Oh, not in cruelty, not in wrath,
The Reaper came that day;
‘T was an angel visited the green earth,
And took the flowers away[605].
[Есть Жнец по имени Смерть, / И своим острым серпом / Он одним махом срезает брадатые колосья, / И цветы, растущие меж них. // <…> «Моему Господину нужны эти веселые цветы, – / С улыбкой говорит жнец, – Ведь они дорогие приметы Земли, / Где когда-то он был ребенком. // Все они расцветут в полях света, / Заботливо пересаженные мной, / И святые на своих белых одеждах / Станут носить эти священные белые цветы.» // И мать с болью и в слезах / Отдала столь любимые ею цветы, / Зная, что найдет их вновь / В горних полях света. // Не с жестокостью и не с гневом / Жнец пришел в тот день, / То ангел слетел на зеленую землю / И с собою унес цветы.[606]]
Набоковская тайнопись модернизирует и маскирует сентиментальную риторику Лонгфелло, при этом оставляя неизменной теодицию стихотворения. Как жнец по имени смерть, автор рассказа забирает больного юношу не «с жестокостью и гневом», а с надеждой на его встречу с любящими родителями в «горних полях света». И герои, не ведая о том, отмечают это событие «за неожиданно праздничным ночным чаепитием» («unexpected festive midnight tea»), с удовольствием разглядывая «светящиеся желтые, зеленые, красные баночки» («luminous yellow, green, red jars»). На первый взгляд «Знаки и символы» кажутся «открытым текстом», который заставляет читателя возненавидеть безличную злую силу жестокой случайности, или, как пишет Майкл Вуд, «гигантов и садовников», использующих какую-то девушку, чтобы мучить бедных беспомощных пожилых людей (и с ними нас, сочувствующих жертвам)[607]. Главным виновником этого действа, конечно же, оказывается всесильный автор, причиняющий боль невинным и оставляющий их в напряженном ожидании и страхе, когда в третий раз раздается зловещий телефонный звонок. Неужели это все та же глупая девушка? Или звонят из больницы, чтобы известить их о смерти сына? Вырвавшись из этой ловушки и отыскав зашифрованную «изнанку», мы воспринимаем рассказ совершенно иначе, и тогда нам открывается авторский замысел. Сама ошибка в телефонном номере, похожая на жестокую шутку, оказывается проявлением благой воли, если мы обнаружим в ней тайное закодированное сообщение – главный знак и символ текста; и неопределенность третьего звонка становится несущественной, поскольку кто бы на сей раз ни набрал номер, послание, которое мы уже получили и расшифровали, непреложно[608]. Если это звонит девушка, значит, родителям передается цифра 6, если звонят из больницы – что ж, мы уже получили новость «из первых уст» и, следовательно, можем не бояться за самоубийцу. Что до пожилых родителей, которые, в отличие от читателей, не могут расшифровать послание, их слезы и боль о любимом сыне будут неподдельными, но горе их будет недолгим. Зная тайный код, мы можем быть уверены, что в вымышленной вселенной Набокова им тоже будет позволено вырваться и встретить «автора» тайного сообщения.

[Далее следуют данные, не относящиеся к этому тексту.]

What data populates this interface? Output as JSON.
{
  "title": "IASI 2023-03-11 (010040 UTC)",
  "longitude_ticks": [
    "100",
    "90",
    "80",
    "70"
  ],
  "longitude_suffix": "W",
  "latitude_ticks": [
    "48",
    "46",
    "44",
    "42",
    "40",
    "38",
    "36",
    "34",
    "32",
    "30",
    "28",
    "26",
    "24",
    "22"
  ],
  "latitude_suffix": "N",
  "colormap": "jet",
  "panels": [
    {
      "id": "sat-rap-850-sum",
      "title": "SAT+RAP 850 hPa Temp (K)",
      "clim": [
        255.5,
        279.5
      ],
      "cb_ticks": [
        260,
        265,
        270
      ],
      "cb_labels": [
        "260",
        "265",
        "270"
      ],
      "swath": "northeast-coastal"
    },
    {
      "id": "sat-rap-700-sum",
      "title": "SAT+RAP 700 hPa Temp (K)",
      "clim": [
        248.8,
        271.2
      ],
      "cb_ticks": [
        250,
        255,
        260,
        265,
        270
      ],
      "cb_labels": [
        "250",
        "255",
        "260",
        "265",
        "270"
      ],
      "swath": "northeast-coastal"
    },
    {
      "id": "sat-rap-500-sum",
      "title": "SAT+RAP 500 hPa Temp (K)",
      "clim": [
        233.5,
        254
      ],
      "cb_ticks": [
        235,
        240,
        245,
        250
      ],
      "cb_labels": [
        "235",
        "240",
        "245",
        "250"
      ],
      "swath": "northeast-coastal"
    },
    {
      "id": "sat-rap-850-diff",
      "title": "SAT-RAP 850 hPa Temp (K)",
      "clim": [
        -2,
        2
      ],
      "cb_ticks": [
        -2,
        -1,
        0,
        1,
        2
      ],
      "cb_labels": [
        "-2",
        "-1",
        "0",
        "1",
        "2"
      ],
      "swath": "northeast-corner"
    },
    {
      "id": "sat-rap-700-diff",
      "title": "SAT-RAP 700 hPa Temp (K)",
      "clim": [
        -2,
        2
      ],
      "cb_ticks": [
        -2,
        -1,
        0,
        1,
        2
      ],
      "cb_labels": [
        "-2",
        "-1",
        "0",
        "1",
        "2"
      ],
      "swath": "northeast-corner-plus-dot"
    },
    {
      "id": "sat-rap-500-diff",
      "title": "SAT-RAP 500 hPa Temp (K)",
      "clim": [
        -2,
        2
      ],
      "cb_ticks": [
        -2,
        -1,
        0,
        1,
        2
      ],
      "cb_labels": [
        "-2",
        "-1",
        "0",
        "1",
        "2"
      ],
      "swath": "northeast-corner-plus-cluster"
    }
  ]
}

Проанализировав «Знаки и символы», мы видим, что его внутренняя схема – mutatis mutandis – подобна «Сестрам Вэйн», хотя первый рассказ, безусловно, более драматичный и изощренный. Если «Сестры Вэйн», по-видимому, сочинялись ради изящной загадки, то загадка в «Знаках и символах» была придумана ради самого рассказа. Ее решение не отменяет существующих этических, исторических и психологических истолкований, но ставит под сомнение избитые клише, характерные для «эстетики восприятия». Те, кто отказывается искать скрытую завершенность фабулы, таящуюся под обманчивой открытостью сюжета «Знаков и символов», куда более виновны в «соотносительной мании», чем их оппоненты, поскольку они, подобно больному юноше, убеждены, что в мире Набокова все относится к ним и они могут свободно проецировать на него собственные сомнения, неуверенность и страхи. Как «облака в пристальном небе» не обмениваются никакой информацией о помешанном юноше, так и тексты Набокова с их «изнанкой» обращены лишь к самим себе и их автору, хотя и дают возможность «заглянуть в славу» тем читателям, которые готовы принять заданные ими правила игры.